Proposed wildlife regulations speciously motivated Veronica Egan’s “Wolf foes want to undermine protections” (Letters, Herald, Nov. 26) is logical to the letter in depicting the mentality of those who oppose formal designation of “endangered” to wildlife species that would prey on prized big game species (such as elk and deer) or whose habitat requirements would conflict with grazing interests.
I find it especially amusing when hunters who oppose endangered status for wolves and grizzly bears vaunt about going into “the wilderness” seeking what they call the atavistic experience, not realizing that the existence of three wild mammal groups define an area as genuine wilderness: grizzly bears; wolves and wolverines.

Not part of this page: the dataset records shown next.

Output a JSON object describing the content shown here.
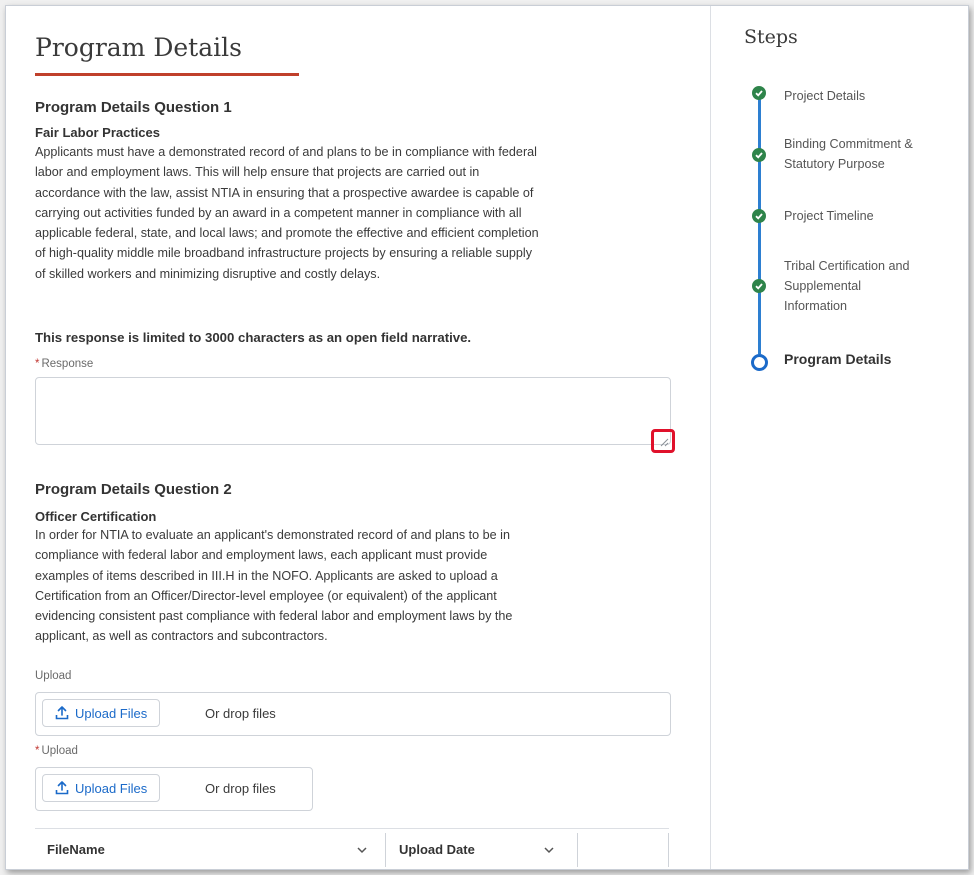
{
  "page": {
    "title": "Program Details"
  },
  "question1": {
    "heading": "Program Details Question 1",
    "subheading": "Fair Labor Practices",
    "body_lines": [
      "Applicants must have a demonstrated record of and plans to be in compliance with federal",
      "labor and employment laws. This will help ensure that projects are carried out in",
      "accordance with the law, assist NTIA in ensuring that a prospective awardee is capable of",
      "carrying out activities funded by an award in a competent manner in compliance with all",
      "applicable federal, state, and local laws; and promote the effective and efficient completion",
      "of high-quality middle mile broadband infrastructure projects by ensuring a reliable supply",
      "of skilled workers and minimizing disruptive and costly delays."
    ],
    "note": "This response is limited to 3000 characters as an open field narrative.",
    "response_label": "Response",
    "response_value": ""
  },
  "question2": {
    "heading": "Program Details Question 2",
    "subheading": "Officer Certification",
    "body_lines": [
      "In order for NTIA to evaluate an applicant's demonstrated record of and plans to be in",
      "compliance with federal labor and employment laws, each applicant must provide",
      "examples of items described in III.H in the NOFO. Applicants are asked to upload a",
      "Certification from an Officer/Director-level employee (or equivalent) of the applicant",
      "evidencing consistent past compliance with federal labor and employment laws by the",
      "applicant, as well as contractors and subcontractors."
    ],
    "upload1_label": "Upload",
    "upload2_label": "Upload",
    "upload_button_label": "Upload Files",
    "drop_text": "Or drop files"
  },
  "files_table": {
    "columns": [
      "FileName",
      "Upload Date",
      ""
    ]
  },
  "steps": {
    "title": "Steps",
    "items": [
      {
        "lines": [
          "Project Details"
        ],
        "status": "complete"
      },
      {
        "lines": [
          "Binding Commitment &",
          "Statutory Purpose"
        ],
        "status": "complete"
      },
      {
        "lines": [
          "Project Timeline"
        ],
        "status": "complete"
      },
      {
        "lines": [
          "Tribal Certification and",
          "Supplemental",
          "Information"
        ],
        "status": "complete"
      },
      {
        "lines": [
          "Program Details"
        ],
        "status": "current"
      }
    ]
  },
  "colors": {
    "accent_rule": "#c0402b",
    "link_blue": "#1b6ac9",
    "step_complete": "#2e844a",
    "step_line": "#2d7fd1",
    "highlight_box": "#e0112b",
    "required_star": "#c23934"
  }
}
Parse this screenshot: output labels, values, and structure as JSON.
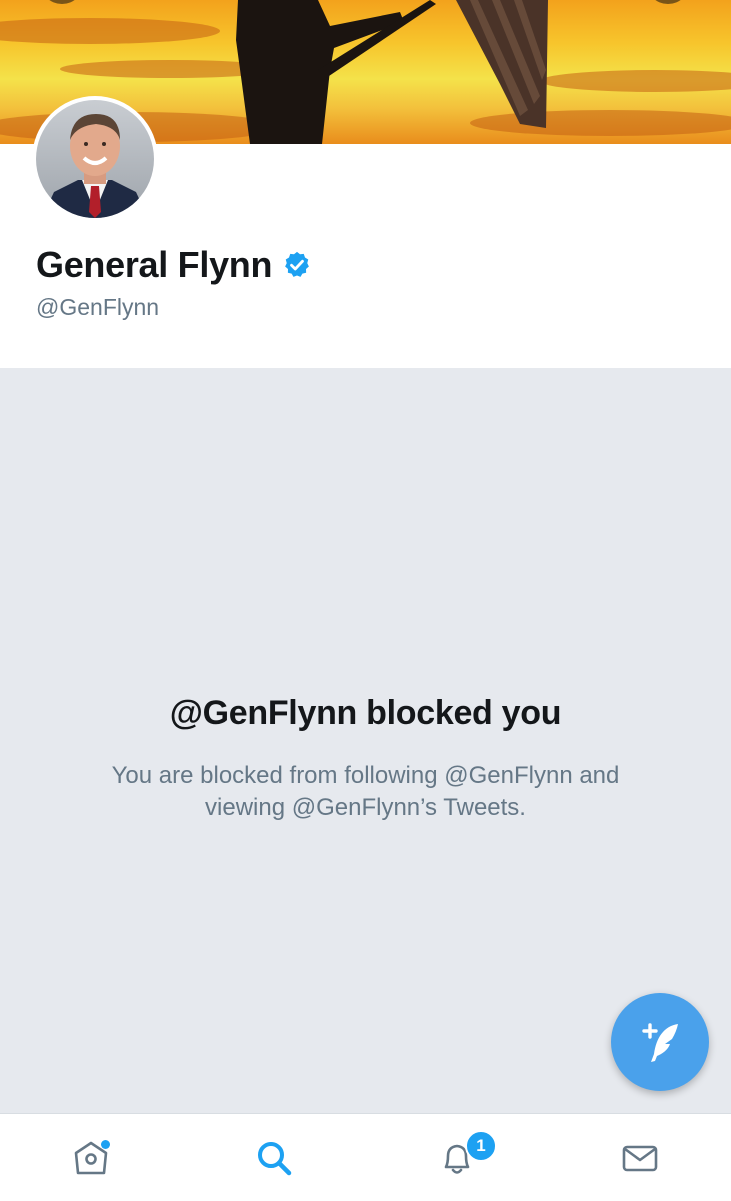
{
  "profile": {
    "display_name": "General Flynn",
    "handle": "@GenFlynn",
    "verified": true
  },
  "blocked": {
    "title": "@GenFlynn blocked you",
    "description": "You are blocked from following @GenFlynn and viewing @GenFlynn’s Tweets."
  },
  "tabbar": {
    "tabs": [
      {
        "icon": "home-icon",
        "selected": false,
        "new_dot": true
      },
      {
        "icon": "search-icon",
        "selected": true
      },
      {
        "icon": "notifications-icon",
        "selected": false,
        "badge": "1"
      },
      {
        "icon": "messages-icon",
        "selected": false
      }
    ]
  },
  "compose": {
    "icon": "compose-tweet-icon"
  },
  "colors": {
    "accent": "#1da1f2",
    "fab": "#4aa1eb",
    "blocked_background": "#e6e9ee",
    "secondary_text": "#657786",
    "primary_text": "#14171a"
  }
}
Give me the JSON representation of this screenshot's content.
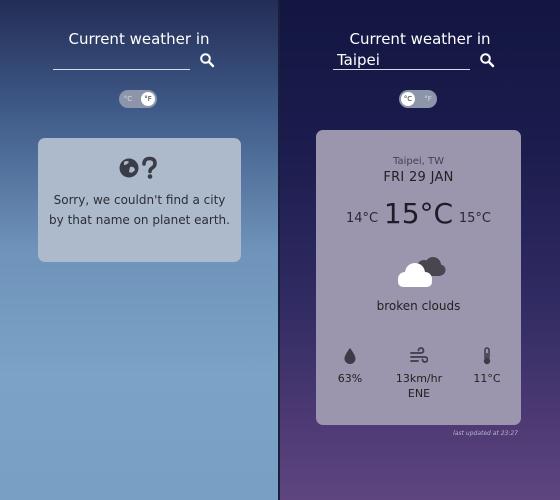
{
  "left_panel": {
    "heading": "Current weather in",
    "search_value": "",
    "units": {
      "celsius": "°C",
      "fahrenheit": "°F",
      "active": "fahrenheit"
    },
    "error": {
      "icon": "globe-question-icon",
      "line1": "Sorry, we couldn't find a city",
      "line2": "by that name on planet earth."
    }
  },
  "right_panel": {
    "heading": "Current weather in",
    "search_value": "Taipei",
    "units": {
      "celsius": "°C",
      "fahrenheit": "°F",
      "active": "celsius"
    },
    "weather": {
      "location": "Taipei, TW",
      "date": "FRI 29 JAN",
      "temp_min": "14°C",
      "temp_current": "15°C",
      "temp_max": "15°C",
      "condition_icon": "broken-clouds-icon",
      "condition": "broken clouds",
      "humidity": "63%",
      "humidity_icon": "droplet-icon",
      "wind_speed": "13km/hr",
      "wind_direction": "ENE",
      "wind_icon": "wind-icon",
      "feels_like": "11°C",
      "feels_like_icon": "thermometer-icon"
    },
    "last_updated": "last updated at 23:27"
  },
  "colors": {
    "error_card": "#adbacb",
    "weather_card": "#9b95ad",
    "toggle_track": "#8c95aa"
  }
}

I find it disgusting, almost unbearably so, when the grazing gangsters oppose protections for endangered wildlife species that depend on healthy habitat and ecosystems. To put it bluntly, I know of no form of natural-habitat destruction more lethal than grazing. A clear example of the points that Egan urges is the refusal of Colorado agencies to recognize the existence in Colorado of a relic population of grizzly bears. Such recognition would require that this population be categorized as endangered. Further, with that status in place, there would follow all manner of habitat usage restrictions that would exclude domestic grazing. Then, too, the hunters would contend, protection of grizzly bears would leave them free to slaughter deer and elk in numbers – even though the griz is more of a carcass feeder. I hiked/camped in grizzly range for 13 years in Alberta and British Columbia and can say without hesitation that I would, when I’m in “wilderness,” prefer the company of Ursus arctos horribulus and wolves to that of bleating sheep and fattening cattle.
By the way, I don’t in the least mind elk and deer. But I do recognize that wild predators have more of a right to them than kill-crazy hunters.